Serum Methotrexate Level and Side Effects of High Dose Methotrexate Infusion in Pediatric Patients with Acute Lymphoblastic Leukaemia (ALL)

Methotrexate (MTX) is an extensively prescribed antimetabolite especially in the treatment of several pediatric cancers, though managing toxicities associated with methotrexate in high dose continues to be a challenge. A prospective study was carried out from April 2017 to October 2018. Children of either sex below 18 years at the time of enrolment and receiving high dose Methotrexate intravenous infusion over 24 h as a 2 g/m(2), 3 g/m(2) and 5 g/m(2) dose was included in the study.

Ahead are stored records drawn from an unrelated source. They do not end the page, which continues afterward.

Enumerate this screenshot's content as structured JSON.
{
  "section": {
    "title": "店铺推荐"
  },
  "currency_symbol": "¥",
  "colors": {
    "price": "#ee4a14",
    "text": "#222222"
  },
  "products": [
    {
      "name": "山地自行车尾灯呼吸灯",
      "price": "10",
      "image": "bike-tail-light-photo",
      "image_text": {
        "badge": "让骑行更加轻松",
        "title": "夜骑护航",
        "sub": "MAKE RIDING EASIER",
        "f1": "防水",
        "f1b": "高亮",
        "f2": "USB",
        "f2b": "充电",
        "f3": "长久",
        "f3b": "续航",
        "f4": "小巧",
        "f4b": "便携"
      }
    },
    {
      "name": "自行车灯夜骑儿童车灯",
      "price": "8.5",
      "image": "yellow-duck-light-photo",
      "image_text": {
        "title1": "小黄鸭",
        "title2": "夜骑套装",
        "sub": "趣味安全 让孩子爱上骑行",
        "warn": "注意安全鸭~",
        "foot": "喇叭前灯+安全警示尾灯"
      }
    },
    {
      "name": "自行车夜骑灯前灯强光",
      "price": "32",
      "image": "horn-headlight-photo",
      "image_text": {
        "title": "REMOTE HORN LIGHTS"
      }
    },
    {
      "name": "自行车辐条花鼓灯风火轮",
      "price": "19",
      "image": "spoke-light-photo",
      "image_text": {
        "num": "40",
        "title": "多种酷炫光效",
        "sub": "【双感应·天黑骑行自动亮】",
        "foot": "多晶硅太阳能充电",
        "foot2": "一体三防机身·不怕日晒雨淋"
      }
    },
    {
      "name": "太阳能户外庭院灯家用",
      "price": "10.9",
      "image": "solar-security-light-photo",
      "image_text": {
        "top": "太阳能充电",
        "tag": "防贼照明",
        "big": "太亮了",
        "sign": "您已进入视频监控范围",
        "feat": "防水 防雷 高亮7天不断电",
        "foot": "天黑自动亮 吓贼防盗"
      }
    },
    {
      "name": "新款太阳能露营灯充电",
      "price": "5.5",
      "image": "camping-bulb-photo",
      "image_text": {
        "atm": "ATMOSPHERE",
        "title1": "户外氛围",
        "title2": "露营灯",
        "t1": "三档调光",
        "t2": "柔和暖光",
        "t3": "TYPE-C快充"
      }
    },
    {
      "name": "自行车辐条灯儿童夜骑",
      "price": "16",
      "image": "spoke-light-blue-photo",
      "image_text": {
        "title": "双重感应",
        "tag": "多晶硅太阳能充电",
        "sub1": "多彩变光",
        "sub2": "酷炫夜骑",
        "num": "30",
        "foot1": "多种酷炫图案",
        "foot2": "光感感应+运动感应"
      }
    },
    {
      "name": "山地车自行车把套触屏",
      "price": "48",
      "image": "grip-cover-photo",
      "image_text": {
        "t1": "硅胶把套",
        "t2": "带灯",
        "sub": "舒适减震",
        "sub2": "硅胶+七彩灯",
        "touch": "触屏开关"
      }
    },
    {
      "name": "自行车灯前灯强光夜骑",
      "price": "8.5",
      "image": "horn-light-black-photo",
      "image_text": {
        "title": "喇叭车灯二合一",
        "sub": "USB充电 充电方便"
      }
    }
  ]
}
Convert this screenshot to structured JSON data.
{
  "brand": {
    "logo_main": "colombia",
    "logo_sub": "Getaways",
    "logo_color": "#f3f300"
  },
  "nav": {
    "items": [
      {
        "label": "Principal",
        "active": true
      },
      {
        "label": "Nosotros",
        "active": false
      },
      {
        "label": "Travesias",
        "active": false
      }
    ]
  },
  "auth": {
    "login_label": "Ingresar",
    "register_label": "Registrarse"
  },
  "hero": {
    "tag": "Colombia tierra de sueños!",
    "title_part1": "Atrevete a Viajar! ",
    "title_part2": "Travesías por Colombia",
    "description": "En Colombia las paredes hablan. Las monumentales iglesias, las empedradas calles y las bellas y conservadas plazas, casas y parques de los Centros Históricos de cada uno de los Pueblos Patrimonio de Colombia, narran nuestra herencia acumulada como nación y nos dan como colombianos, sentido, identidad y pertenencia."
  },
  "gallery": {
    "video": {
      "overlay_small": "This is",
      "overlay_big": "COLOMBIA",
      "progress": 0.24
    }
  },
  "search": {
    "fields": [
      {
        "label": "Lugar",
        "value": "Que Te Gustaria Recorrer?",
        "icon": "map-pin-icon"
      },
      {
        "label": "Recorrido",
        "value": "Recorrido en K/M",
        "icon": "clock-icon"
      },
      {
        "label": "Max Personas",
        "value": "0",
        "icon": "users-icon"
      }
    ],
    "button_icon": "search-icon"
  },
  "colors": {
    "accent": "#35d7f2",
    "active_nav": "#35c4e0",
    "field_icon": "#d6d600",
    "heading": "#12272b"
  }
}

The serum methotrexate level was estimated after the start of 48 h HDMTX infusion by using the ARCHITECT methotrexate assay. Toxicity due to HDMTX was assessed by Common Terminology Criteria for Adverse Events v.5.0. A total of 244 HDMTX infusions were delivered to 62 ALL patients. From the total of 244 cycles, serum methotrexate level in 35 cycles after the start of 48 h HDMTX infusion was found to be >= 1.0 mu mol/L with reported toxicities among 31 cycles (88.6%). In 209 cycles MTX level was found to be less than 1.0 is statistically significant as compared to other cycles (p < 0.0001). Highest toxicities reported were in cycle I (38.8%). The toxicities such as oral mucositis, neutropenia, the elevation of liver enzymes, dermatological toxicities were found more in cycles whose methotrexate level are greater than 1.0 mu mol/L. Dose reduction, increased the length of stay and treatment delay occurred in patients with severe toxicities. Severe toxicities of methotrexate can be interrelated with serum methotrexate levels at 48 h after the start of HDMTX infusion.